The New York Times ran an interesting story on the economic benefits of building yachts. Titled “Seeing a Supersize Yacht as a Job Engine, Not a Self-Indulgence,” it’s the story of St. Louis zillionaire Dennis Jones ordering a 164-foot “super-yacht” to replace his 158-foot second-hand yacht. The article explains that Jones donated $34 million to charity and also paid $34 million for his custom-built yacht. The charity helped people in need and the yacht created income and employment for a Vancouver, Washington shipbuilder and for its suppliers.
The whole article fits neatly into the “spending money is good for the economy” theme that Keynesian enthusiasts advocate, and that journalists write stories about. No surprise that it is easier for journalists to write articles about people and governments spending money than it is to write about people saving money or paying taxes. Don Boudreaux writes in “Jobs, Jobs, Everywhere,” on how journalist confuse spending that “creates jobs” with the real income that enables the spending and jobs in the first place.
In the economic sphere an act, a habit, an institution, a law produces not only one effect, but a series of effects. Of these effects, the first alone is immediate; it appears simultaneously with its cause; it is seen. The other effects emerge only subsequently; they are not seen; we are fortunate if we foresee them.
There is only one difference between a bad economist and a good one: the bad economist confines himself to the visible effect; the good economist takes into account both the effect that can be seen and those effects that must be foreseen.
In his essay, Bastiat tells the story of an irresponsible youth who breaks windows and thereby creates work for folks who repair windows. Building yachts is not the same as breaking windows, of course. One is clearly destruction that requires work to repair, and real income to pay for the repairs. The fallacy is not to see that that real income could have been spent on other projects, whose benefits will now never exist since funds were diverted to the window repair.
Building yachts creates employment by drawing labor from other tasks or from leisure (unemployment). Whether the design and building of a yacht is of net-value to the economy turns on whether the price it sells for is higher than the cost of production. In this case the price Jones paid, $34 million, was likely higher, allowing the shipbuilder to make a profit after paying workers and for all the yachts components and materials.
Critics of this whole story could argue that had Dennis Jones paid his employees more at Jones Pharma (his firm), maybe hundreds or thousands of them would be buying boats (or bigger boats) or other goods and services that would be just as good or better “job-creators” for the economy. Or had Jones Pharma charged less for the drugs they sold, medical costs and medical insurance would be less, saving millions of dollars that would have been available for other uses.

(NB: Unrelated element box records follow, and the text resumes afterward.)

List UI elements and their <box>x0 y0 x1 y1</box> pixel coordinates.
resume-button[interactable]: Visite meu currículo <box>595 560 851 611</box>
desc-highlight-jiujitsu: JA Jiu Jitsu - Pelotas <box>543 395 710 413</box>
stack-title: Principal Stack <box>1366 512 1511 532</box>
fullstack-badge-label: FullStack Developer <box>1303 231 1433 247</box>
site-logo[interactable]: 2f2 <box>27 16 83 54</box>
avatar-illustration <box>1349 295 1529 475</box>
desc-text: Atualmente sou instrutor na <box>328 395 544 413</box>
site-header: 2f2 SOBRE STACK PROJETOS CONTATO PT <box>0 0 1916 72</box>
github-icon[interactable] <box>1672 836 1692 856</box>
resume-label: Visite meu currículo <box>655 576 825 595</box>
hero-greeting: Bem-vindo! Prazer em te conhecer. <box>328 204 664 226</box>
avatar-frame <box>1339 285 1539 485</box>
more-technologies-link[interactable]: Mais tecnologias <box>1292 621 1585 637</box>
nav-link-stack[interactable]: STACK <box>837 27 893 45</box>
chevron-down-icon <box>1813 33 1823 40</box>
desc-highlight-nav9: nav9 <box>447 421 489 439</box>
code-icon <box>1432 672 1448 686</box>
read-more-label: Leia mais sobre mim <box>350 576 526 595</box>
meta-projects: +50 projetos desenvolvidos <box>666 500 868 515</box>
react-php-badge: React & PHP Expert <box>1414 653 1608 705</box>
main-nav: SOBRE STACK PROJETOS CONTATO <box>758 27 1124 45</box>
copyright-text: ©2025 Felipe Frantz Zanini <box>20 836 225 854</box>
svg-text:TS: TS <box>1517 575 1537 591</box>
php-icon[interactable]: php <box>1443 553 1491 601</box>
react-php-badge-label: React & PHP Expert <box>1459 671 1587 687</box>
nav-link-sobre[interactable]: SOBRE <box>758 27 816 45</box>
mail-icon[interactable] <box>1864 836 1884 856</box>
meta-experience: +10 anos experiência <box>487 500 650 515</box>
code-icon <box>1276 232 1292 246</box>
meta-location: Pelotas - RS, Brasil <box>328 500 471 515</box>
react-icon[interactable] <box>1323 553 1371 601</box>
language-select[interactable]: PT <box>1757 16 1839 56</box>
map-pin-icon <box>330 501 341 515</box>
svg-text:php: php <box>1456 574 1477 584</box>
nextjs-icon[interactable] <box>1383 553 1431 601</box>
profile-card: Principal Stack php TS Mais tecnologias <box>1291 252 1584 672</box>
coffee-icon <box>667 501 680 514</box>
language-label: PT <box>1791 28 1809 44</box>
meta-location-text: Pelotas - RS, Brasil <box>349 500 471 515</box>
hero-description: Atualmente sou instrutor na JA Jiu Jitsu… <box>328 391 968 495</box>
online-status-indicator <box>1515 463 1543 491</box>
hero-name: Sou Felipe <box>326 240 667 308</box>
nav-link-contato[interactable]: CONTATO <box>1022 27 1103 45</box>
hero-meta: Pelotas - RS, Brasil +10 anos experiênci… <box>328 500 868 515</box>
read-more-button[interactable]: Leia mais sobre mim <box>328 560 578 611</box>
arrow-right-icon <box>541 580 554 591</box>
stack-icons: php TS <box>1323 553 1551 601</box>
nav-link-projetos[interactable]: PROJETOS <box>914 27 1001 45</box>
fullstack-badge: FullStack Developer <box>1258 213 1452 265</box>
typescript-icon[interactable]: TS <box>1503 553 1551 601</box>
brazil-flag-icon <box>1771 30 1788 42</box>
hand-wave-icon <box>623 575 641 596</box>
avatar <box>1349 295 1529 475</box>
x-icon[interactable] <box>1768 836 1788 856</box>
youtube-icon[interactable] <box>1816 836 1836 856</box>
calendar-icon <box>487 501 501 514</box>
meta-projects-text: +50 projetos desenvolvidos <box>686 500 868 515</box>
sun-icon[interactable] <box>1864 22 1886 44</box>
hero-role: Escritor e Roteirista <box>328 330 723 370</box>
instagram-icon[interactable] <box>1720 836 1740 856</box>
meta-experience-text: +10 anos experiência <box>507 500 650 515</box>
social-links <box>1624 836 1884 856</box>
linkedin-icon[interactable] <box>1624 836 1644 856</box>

Had corporate tax-rates been higher, Jones Pharma would likely have sold for less than $3.4 billion, and more money would have gone to state and federal governments. Without some sense of how the economy works, we can’t know from seeing the benefits of billionaires building yachts what other goods and services would be available it they spent less, or had earned less.
My point is that critics of capitalism in general, along with critics of current tax rates and income disparities in the U.S., need some economic theory or theory of justice to explain why they object to successful business people “hitting a home run” with their company, as Dennis Jones says he did with his firm. He actually paid his employees a lot, and many had significant stock options. But how on earth was so much value, so much wealth, created in the first place?
There are a few other interesting pharmaceutical billionaires to consider. Elizabeth Holmes is one, launching the innovative blood-testing firm Theranos instead of graduating college. More on Speakerpedia here.
I assume Denis Jones and Jones Pharma made similar advances in drug development, providing improved medications to consumers. So though $34 million in donations likely helped people, and $34 million created employment bringing one more super yacht into the world to be enjoyed by Jones and others, the real value to society was created earlier by the daily operations of a successful business enterprise.